Question for those in the know. Does Spec CPU 2006 run predominantly from the cache?
I've been doing some reading to try and understand how the A12x can be so performant in these benchmarks. My mind has tremendous difficulty accepting that such a low power CPU can perform the way that it does. Anyway, I came across an interesting Reddit thread during my research:
ARM vs x86 IPC
The OP of that post basically thinks that Apple ARM CPUs have surpassed Intel in terms of IPC, and seems to spend the majority of the rest of the thread defending that assertion rather successfully....until another Reddit poster EqualityofAutonomy retorted with a counter argument that to me, was finally able to render the OP's assertion as false in a logical manner.
I'll let EqualityofAutonomy's words speak for itself rather than attempt to paraphrase him:
Lowering clocks increases IPC.
Raising clocks decreases IPC.
Most software, in practical use, is probably memory bound.
These are bad comparisons because you're likely just seeing a highly theoretical packed blob that fits neatly in L1 cache performing SIMD to maximize throughput.
Real world problems often don't fit in cache and aren't ridiculously simple and flawlessly optimized canned benchmarks and never get close to theoretical IPC.
You clearly don't even understand IPC. You can't manipulate it like that because it's not a linear relationship. It's a curve, as in higher frequencies produce less and less IPC. Lower frequencies produce greater and greater IPC. But it's not smooth. It's wild and rocky as boundaries of alignment are passed through. You'll see plateaus and seemingly unpredictable spikes. Because at the end of the day with all the background noise there's no reproducible test. Every run is slightly different. The scheduler dispatching similarly but differently. No run is truly identical to another.
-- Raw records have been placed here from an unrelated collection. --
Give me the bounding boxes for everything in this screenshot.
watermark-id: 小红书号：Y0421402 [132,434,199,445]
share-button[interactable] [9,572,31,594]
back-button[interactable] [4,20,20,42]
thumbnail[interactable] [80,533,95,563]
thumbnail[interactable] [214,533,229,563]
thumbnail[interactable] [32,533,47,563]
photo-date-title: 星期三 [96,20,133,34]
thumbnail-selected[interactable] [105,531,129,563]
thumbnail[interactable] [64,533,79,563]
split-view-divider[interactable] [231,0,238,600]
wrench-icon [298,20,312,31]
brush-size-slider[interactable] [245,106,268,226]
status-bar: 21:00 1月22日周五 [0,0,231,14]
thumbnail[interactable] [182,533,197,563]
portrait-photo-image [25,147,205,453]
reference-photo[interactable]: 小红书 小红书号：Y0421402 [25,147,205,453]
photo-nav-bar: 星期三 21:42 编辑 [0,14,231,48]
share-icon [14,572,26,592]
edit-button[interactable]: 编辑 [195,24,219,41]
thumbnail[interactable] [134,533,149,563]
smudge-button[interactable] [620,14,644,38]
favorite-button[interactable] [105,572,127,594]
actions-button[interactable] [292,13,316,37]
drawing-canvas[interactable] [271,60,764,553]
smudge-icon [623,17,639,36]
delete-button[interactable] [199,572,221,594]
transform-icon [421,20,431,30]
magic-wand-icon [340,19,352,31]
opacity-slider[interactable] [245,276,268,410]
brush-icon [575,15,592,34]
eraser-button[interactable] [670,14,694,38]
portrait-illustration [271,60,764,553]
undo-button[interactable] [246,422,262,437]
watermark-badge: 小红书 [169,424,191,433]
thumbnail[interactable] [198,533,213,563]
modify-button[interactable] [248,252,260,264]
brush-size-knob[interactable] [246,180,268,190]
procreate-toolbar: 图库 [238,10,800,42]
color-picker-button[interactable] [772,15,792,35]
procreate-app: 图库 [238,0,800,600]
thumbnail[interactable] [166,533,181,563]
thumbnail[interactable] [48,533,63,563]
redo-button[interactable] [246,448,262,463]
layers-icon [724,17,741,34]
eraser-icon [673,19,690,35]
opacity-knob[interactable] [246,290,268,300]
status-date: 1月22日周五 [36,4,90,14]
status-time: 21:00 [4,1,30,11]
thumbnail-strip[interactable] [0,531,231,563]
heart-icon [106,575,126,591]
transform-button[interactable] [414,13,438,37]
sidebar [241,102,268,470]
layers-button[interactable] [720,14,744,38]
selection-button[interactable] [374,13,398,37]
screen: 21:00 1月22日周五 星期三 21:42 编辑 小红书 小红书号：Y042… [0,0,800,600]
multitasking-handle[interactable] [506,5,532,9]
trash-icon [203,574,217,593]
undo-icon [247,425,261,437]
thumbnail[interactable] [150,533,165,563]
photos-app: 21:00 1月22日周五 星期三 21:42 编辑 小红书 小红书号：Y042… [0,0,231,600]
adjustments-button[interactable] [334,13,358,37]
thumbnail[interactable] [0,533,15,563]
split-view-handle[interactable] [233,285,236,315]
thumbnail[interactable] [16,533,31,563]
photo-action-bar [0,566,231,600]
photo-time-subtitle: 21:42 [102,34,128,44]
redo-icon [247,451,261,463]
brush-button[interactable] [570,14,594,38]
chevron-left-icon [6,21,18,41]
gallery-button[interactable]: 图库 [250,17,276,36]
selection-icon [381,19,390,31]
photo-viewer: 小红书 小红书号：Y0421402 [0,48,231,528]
The greater the frequency the more stalls that occur and instructions can take longer to retire. That's the more important metric. Increasing frequency can(will) increase the number of cycles instructions take to retire. Thus lowering IPC. The benefit is sometimes that's okay because the clock increase outweighs IPC increase.
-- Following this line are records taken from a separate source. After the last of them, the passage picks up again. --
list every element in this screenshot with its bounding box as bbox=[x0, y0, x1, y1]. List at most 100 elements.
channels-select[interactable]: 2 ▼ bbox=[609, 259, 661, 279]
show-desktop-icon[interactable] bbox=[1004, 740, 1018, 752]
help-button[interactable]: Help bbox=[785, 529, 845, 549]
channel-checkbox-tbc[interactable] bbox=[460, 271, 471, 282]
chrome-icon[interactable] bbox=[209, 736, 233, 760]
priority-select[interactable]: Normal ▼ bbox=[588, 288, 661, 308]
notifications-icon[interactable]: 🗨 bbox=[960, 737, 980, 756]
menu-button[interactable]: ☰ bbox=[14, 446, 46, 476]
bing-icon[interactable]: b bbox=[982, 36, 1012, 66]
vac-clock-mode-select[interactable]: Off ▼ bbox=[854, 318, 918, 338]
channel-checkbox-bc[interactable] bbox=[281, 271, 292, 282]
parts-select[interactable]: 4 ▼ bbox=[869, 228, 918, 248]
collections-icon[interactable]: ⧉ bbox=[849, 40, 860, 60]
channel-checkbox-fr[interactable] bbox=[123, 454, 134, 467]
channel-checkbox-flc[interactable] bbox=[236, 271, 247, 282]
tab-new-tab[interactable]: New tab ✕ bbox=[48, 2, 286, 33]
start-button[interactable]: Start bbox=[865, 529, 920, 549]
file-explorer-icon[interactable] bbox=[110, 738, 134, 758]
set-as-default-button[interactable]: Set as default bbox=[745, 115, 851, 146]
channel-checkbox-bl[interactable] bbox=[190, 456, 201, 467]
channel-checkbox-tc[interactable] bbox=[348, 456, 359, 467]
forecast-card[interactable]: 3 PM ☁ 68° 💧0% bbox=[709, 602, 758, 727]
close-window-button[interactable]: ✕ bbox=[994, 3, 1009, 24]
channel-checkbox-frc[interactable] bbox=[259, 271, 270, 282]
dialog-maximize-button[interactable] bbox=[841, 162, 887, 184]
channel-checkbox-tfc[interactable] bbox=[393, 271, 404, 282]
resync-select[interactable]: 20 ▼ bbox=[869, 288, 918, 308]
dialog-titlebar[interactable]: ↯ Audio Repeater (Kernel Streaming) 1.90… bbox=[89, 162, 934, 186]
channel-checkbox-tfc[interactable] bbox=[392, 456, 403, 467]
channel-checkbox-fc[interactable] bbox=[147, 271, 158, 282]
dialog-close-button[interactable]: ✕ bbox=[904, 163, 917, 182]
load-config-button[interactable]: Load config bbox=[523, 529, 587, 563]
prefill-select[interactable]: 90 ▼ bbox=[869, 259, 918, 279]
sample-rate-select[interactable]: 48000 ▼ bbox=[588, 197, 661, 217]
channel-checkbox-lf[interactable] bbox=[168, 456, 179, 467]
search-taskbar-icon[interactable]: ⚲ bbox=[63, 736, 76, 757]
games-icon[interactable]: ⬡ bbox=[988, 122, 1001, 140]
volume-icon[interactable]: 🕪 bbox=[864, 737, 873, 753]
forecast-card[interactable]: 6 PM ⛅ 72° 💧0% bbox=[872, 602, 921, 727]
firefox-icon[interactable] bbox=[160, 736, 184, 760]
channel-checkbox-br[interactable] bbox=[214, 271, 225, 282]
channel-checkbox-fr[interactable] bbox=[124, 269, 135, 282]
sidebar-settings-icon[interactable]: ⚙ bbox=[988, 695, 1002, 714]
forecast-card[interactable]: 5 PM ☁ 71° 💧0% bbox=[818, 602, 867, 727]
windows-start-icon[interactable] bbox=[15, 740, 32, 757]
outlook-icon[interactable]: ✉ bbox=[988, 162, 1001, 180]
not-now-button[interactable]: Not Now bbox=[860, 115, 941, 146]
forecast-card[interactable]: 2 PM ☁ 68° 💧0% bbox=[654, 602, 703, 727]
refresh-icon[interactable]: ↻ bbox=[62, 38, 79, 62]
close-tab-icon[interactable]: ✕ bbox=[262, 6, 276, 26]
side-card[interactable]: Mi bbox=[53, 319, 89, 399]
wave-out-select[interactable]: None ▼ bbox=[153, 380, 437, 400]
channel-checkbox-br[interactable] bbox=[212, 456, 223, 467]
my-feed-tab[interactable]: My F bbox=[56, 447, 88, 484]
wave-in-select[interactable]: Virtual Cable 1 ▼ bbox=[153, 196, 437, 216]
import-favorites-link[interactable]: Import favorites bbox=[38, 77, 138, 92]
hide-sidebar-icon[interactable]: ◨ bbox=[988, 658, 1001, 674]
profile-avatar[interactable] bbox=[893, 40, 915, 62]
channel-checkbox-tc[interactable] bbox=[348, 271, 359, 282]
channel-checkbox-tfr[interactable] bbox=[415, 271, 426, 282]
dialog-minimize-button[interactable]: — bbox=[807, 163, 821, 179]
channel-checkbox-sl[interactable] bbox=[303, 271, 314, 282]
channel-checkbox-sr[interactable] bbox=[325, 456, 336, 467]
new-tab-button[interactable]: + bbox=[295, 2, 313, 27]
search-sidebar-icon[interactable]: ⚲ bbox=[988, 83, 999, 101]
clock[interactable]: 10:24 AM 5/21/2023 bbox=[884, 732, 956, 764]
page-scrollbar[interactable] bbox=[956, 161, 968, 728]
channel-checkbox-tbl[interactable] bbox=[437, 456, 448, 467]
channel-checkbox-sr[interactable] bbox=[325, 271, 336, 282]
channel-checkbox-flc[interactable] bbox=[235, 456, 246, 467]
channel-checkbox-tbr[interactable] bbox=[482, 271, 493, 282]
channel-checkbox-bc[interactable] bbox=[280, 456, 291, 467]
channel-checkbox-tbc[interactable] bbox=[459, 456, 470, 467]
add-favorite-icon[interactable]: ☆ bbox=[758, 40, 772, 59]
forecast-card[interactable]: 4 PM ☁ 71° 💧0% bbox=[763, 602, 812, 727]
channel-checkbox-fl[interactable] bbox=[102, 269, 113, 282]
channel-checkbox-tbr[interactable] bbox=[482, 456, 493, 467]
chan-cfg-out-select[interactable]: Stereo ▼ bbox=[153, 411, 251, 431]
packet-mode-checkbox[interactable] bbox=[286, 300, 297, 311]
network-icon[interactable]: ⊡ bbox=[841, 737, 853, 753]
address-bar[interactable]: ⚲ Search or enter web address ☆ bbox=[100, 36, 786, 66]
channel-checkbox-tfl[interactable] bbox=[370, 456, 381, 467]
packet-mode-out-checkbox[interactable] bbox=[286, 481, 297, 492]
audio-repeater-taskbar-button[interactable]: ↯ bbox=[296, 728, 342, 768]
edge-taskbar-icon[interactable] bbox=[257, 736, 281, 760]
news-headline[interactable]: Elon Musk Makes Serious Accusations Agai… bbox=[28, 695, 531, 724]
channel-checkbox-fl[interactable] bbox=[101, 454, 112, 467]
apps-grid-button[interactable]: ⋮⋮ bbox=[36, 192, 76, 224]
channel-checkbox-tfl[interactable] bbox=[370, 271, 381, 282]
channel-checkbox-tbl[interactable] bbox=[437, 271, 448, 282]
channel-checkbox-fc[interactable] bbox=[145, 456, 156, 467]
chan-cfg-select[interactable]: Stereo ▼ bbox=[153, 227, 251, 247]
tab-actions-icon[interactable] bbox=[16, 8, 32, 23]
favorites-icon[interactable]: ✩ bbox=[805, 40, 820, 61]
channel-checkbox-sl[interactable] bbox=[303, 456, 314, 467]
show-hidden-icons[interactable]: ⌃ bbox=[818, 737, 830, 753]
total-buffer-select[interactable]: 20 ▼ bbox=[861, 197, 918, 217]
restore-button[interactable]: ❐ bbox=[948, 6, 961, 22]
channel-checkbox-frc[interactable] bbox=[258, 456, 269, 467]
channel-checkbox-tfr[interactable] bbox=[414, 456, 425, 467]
Would you rather have a 1 GHz with 10 IPC or a 5 GHz with 3 IPC? That's 10 billion vs 15 billion. That's the sad reality. Okay those are totally made up for an example. But under clocking is very real. Sometimes performance gains happen due to factors like better thermals and less throttling.
To me this made sense. It's common knowledge that many PC workloads are sensitive to memory latency. Gaming is a good example. In fact, that is exactly why Zen 2 comes furnished with such a large L3 cache, to reduce memory latency. However what I did not know, assuming EqualityofAutonomy's assertion is true, was that raising clock speeds can decrease IPC. And the reason he postulates is because the faster a CPU is cycling at, the more it is affected by memory latency and stalls. Both Intel and AMD have spent large amounts of transistors to minimizing the effects of memory latency and stalls because the majority of code tends to be poorly written.
But with Apple's closed ecosystem, they control both the hardware and the software from the top down, so they are able to realize an efficiency that Intel or AMD could never approach in the PC's open ecosystem. I mean, realistically, would an x86-64 based CPU resembling the A12x Vortex do well in real world code that isn't hyper optimized compared to something like a Core i7? My gut tells me no.